Israel’s tech sector raised $930 million in the second quarter of 2014 — its best performance in a decade — but all is not calm on this vital front. Facing “Series A crunch” – where start-ups find themselves starved for funds beyond an initial investment, and a standstill in IPO tenders on the Tel Aviv Stock Exchange, many government and industry officials insist new ideas and thinking are needed to keep Israel’s tech juggernaut going.

Economics Minister Naftali Bennett — himself a veteran of the high-tech world — and Finance Minister Yair Lapid are proposing an amendment to the country’s “Angel’s Law” in an effort to encourage investment in early stage high-tech companies. The two ministers said in a statement that their amendment would be “a significant step aimed at increasing capital available for investment in startups.”

Its main points are clarifying tax benefits, extending the law for several more years and easing the red tape burden.

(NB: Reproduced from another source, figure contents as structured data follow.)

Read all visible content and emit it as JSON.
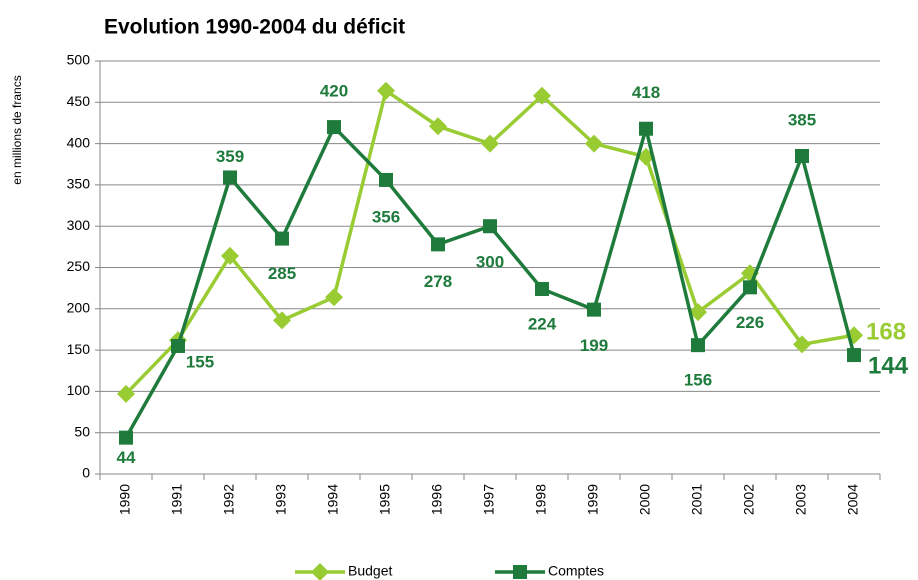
{
  "chart_data": {
    "type": "line",
    "title": "Evolution 1990-2004 du déficit",
    "y_label": "en millions de francs",
    "categories": [
      "1990",
      "1991",
      "1992",
      "1993",
      "1994",
      "1995",
      "1996",
      "1997",
      "1998",
      "1999",
      "2000",
      "2001",
      "2002",
      "2003",
      "2004"
    ],
    "series": [
      {
        "name": "Budget",
        "color": "#99cc33",
        "marker": "diamond",
        "values": [
          97,
          162,
          264,
          186,
          214,
          464,
          421,
          400,
          458,
          400,
          384,
          196,
          243,
          157,
          168
        ]
      },
      {
        "name": "Comptes",
        "color": "#1e7b3c",
        "marker": "square",
        "values": [
          44,
          155,
          359,
          285,
          420,
          356,
          278,
          300,
          224,
          199,
          418,
          156,
          226,
          385,
          144
        ]
      }
    ],
    "ylim": [
      0,
      500
    ],
    "yticks": [
      0,
      50,
      100,
      150,
      200,
      250,
      300,
      350,
      400,
      450,
      500
    ],
    "grid": true,
    "legend": "bottom"
  }
}
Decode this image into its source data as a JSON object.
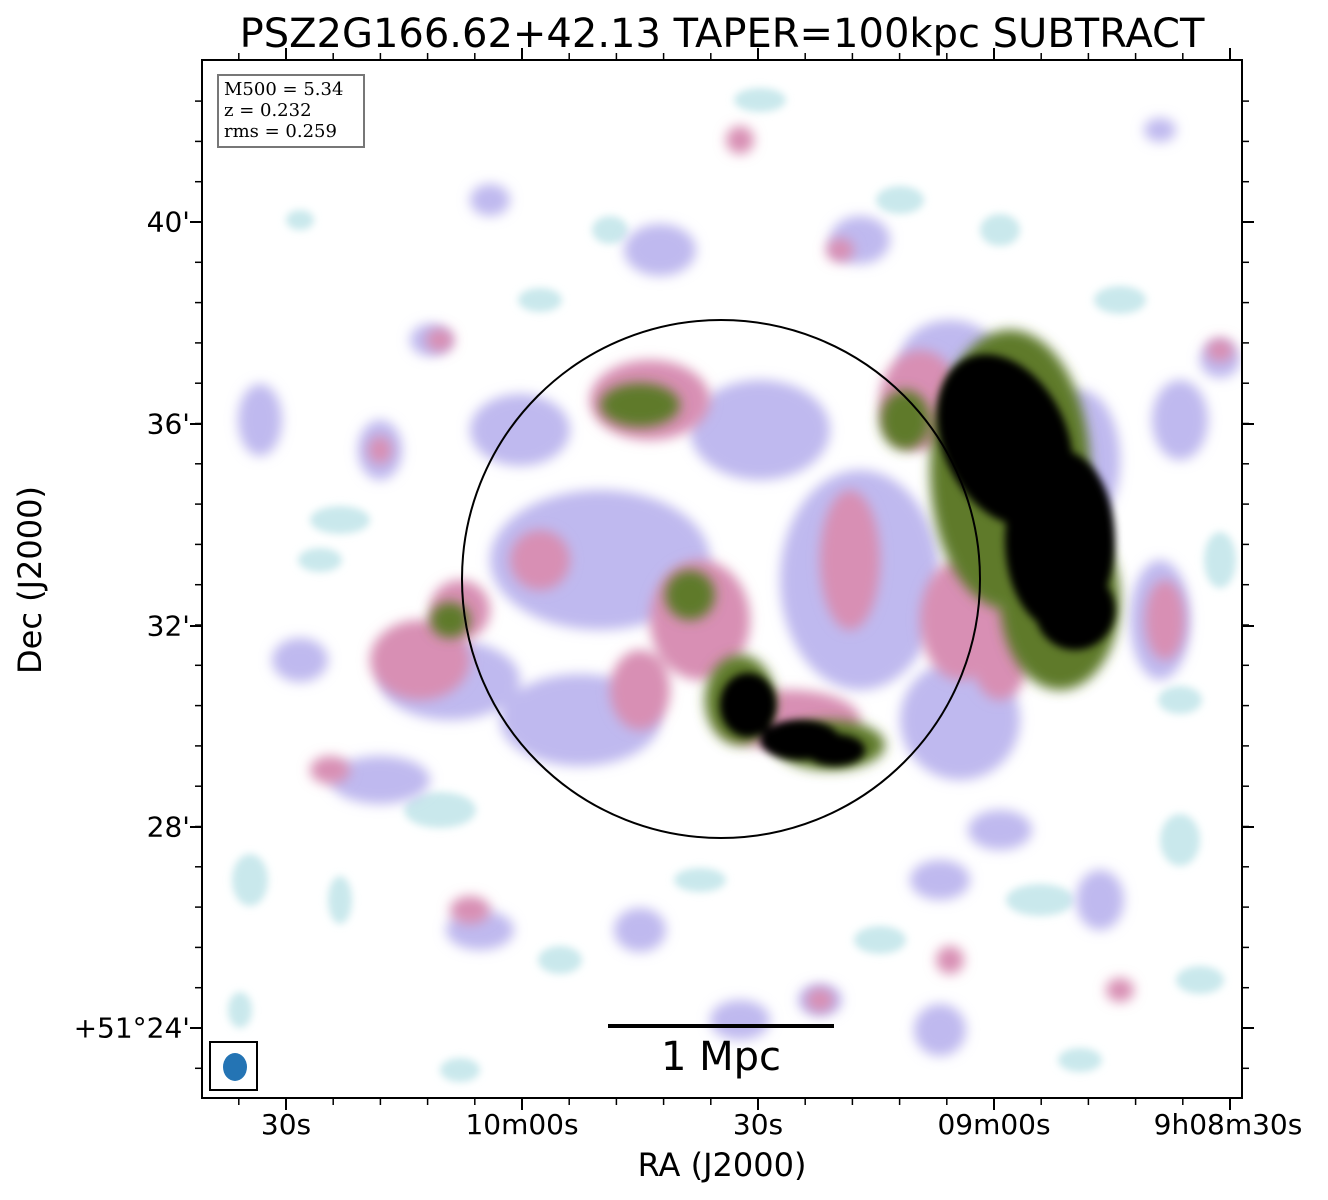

Under the Angel’s Law, qualified investors who put their money into private Israeli start-ups, mostly with advanced research and development programs, benefit from a major tax break. They are entitled to deduct the amount of their investment from their overall taxable income from all sources. Thus, if they invest NIS 1 million in a company, they can knock off a million shekels from their taxable income, putting them in a lower tax bracket and saving a serious amount of money. Although the investor has to pay capital gains taxes when selling the investment, those profits are taxed at a significantly lower rate than regular income, so the savings are substantial, the Economics Ministry said. The benefit, capped at NIS 5 million, can be spread over three tax years.

The current law expires on December 31, 2015, and the amendment would extend it for several more years. In addition, according to Bennett and Lapid, the amendment “will also make investments in early-stage startups more attractive by guaranteeing that investors are aware of the tax benefits they will receive upon making their investment. It is also expected to significantly reduce red tape companies face when seeking investments with tax benefits,” their statement said.

“Israel is a world leader in the field of innovation and will now also be a leader in regulatory measures in the field,” said Bennett. “This is one of the best bills of its kind in the world. We aim at encouraging individuals to invest their money in Israeli innovation instead of, for example, real estate. We believe that efforts to change the current law – a joint initiative of the Chief Scientist’s Office, the Finance Ministry and the Tax Authority — will direct significant funding to the industry and allow Israeli citizens to enjoy the fruits of their investment.”

“The Israeli high-tech industry is a strategic growth engine for the economy,” added Lapid. “This law will encourage investors to invest in early-stage companies, which are the future of our hi-tech industry, and which will continue to foster our innovation economy.”